Да, хорошо. Другого исхода нет. Всё, что я пишу этому толстому Павлу Игнатьевичу, для него не будет новостью: он знает и сам видит, что всё это — правда, печальная для него правда. Он, как страус в минуту опасности, прячет под крыло неведения свои оловянные глаза, пьет с нами шампанское и мирится с тем, что Калерия почти каждый день возвращается на рассвете. Но если ты миришься с этой дьявольской ложью, так знай, что я не могу больше мириться! У меня нет больше сил. И я вытаскиваю твою глупую голову из-под крыла: вот тебе правда, от которой ты уже не отвертишься. Если любишь Калерию, — на, убей меня!.. А не любишь, так вон, к чорту!..
— Человек! Отнесите это письмо наверх в пятый номер и отдайте в руки барину.
— Слушаю-с.
— Лично ему, а не Калерии Владимировне…
— Понимаю-с…
Ну, теперь всё кончено. Как гора с плеч свалилась и перестала давить тело и душу.
— Уф, как я устал от этой лжи, от ежеминутной грязной лжи…
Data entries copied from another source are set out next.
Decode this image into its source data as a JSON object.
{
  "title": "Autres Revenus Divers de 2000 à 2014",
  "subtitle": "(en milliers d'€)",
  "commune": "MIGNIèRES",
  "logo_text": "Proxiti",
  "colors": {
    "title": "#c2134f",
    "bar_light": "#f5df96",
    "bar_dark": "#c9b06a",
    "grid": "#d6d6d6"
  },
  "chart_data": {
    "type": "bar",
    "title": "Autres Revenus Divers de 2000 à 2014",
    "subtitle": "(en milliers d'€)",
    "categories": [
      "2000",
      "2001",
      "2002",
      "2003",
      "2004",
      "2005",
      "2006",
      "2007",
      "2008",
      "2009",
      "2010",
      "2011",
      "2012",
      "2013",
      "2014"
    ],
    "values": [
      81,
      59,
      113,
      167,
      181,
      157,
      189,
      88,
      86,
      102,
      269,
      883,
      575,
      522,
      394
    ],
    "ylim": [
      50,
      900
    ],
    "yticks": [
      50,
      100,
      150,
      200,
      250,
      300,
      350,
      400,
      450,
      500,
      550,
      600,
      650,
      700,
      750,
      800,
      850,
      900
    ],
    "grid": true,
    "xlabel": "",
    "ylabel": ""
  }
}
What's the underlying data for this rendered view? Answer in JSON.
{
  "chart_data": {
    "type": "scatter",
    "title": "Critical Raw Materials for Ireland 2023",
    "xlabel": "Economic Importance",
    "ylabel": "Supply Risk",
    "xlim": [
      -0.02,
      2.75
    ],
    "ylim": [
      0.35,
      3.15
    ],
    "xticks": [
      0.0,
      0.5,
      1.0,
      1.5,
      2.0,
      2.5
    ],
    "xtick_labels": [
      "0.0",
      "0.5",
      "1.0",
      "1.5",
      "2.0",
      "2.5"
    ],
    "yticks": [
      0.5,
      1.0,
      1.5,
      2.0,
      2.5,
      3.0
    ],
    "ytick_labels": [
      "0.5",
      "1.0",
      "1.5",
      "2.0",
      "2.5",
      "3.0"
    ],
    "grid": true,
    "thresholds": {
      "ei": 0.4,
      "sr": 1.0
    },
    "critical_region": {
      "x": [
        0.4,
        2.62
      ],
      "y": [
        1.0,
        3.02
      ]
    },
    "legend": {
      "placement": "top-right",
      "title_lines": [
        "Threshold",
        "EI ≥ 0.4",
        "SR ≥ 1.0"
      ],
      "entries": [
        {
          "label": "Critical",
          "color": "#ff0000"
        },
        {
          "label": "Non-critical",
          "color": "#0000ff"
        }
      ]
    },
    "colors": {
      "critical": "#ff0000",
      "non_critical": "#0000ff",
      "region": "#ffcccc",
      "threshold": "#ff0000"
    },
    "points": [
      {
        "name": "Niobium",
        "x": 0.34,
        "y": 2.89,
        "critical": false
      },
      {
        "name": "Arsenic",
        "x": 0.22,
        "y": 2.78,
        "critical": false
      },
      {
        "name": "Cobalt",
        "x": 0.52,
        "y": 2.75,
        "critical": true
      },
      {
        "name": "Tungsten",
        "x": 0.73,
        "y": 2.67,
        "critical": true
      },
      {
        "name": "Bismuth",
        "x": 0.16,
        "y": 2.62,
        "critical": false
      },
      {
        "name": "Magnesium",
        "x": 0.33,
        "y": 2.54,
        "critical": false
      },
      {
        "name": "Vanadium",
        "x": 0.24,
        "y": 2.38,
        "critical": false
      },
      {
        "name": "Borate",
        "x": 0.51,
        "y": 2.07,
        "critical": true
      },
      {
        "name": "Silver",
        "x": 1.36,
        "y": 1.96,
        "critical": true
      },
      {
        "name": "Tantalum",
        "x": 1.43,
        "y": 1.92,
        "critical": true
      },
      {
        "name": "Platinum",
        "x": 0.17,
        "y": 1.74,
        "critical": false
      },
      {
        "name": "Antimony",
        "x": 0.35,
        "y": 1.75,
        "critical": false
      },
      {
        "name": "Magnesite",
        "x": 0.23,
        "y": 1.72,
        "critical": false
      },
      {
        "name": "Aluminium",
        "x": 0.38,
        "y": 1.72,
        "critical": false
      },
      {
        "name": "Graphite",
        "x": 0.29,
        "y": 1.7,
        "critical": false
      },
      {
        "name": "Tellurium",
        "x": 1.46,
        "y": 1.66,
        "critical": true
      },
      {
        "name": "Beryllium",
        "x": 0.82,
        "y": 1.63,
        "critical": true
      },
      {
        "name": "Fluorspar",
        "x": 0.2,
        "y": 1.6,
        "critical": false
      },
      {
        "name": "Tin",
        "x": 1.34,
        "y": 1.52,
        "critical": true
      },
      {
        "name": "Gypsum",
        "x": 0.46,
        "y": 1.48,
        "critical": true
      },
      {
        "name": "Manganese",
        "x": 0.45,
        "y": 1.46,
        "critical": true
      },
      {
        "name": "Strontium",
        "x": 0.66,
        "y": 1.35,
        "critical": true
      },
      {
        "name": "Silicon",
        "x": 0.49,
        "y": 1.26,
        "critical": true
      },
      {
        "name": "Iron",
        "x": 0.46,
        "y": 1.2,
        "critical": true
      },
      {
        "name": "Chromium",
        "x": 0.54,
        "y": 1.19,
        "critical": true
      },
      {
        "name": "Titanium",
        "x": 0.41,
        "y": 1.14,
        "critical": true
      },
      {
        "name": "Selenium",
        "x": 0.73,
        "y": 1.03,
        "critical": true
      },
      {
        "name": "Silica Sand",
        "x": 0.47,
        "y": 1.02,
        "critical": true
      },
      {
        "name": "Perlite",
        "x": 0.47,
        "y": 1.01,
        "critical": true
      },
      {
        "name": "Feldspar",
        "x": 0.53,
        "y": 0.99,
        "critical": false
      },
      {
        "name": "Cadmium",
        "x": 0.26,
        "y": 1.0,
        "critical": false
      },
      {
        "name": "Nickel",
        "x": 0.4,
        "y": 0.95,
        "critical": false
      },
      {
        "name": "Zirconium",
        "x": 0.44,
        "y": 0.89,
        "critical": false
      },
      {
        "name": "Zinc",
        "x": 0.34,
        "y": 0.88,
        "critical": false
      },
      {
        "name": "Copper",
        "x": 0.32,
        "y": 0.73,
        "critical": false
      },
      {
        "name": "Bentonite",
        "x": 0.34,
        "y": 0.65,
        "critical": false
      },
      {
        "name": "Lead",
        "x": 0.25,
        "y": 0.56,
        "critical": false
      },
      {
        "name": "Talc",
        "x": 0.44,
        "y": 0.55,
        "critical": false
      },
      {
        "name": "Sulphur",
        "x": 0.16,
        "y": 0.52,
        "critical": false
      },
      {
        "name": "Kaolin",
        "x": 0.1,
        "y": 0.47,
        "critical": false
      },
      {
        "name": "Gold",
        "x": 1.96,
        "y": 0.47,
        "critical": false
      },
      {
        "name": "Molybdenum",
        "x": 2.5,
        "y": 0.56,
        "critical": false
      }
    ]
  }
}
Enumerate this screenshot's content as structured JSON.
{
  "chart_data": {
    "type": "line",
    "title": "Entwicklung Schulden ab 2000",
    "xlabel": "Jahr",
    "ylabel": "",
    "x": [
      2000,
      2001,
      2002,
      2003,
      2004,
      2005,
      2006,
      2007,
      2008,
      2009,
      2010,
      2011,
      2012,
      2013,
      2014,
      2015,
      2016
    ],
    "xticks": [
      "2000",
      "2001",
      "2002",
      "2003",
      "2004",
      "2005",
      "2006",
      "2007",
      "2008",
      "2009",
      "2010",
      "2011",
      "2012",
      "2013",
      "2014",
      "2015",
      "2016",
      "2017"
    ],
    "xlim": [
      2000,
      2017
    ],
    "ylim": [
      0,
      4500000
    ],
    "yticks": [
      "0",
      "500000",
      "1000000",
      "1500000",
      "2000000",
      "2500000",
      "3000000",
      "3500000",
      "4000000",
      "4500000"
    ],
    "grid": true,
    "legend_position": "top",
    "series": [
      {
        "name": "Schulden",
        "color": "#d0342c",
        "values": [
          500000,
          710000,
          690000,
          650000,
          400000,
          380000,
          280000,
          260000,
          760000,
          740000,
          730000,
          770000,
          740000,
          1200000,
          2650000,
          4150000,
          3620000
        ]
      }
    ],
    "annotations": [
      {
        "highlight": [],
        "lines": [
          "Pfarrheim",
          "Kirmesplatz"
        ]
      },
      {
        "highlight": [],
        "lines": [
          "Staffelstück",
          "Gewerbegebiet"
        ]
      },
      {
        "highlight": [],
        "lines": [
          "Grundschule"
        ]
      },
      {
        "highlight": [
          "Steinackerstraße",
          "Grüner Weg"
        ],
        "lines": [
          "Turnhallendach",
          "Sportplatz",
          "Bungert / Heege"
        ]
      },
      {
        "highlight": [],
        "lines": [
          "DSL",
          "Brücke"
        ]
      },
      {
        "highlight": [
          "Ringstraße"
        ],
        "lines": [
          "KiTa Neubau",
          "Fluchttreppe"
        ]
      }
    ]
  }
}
Я быстро ходил по комнате и гладил себя по голове. Наконец-то я восстановил пошатнувшееся самоуважение! Будем ждать. Через три дня всё выяснится. Ну-с, что же теперь делать?.. Лучше бы нам с ним пока не встречаться, а впрочем, какого чорта! Я вовсе не намерен прятаться… Посвистывая, не торопясь, я переоделся в новую пару, смело поглядел на себя в зеркало, захватил трость и отправился фланировать по набережной. Пропала пришибленность на душе, вернулось бодрое настроение, даже веселость какая-то вспыхивала и заставляла улыбаться встречным людям. Проходя мимо «Гранд-Отеля», захотел убедиться, что Зоя, уезжая из Крыма, не оставила мне никакой записки.
— Никак нет, никакой записки не оставляли.
— А куда уехали?
— Не могу знать.
— В Ниццу, — подсказал чей-то голос из-под лестницы.
Ну, что ж, дай ей Бог счастья. Сама отвернулась. Насильно мил не будешь, говорят.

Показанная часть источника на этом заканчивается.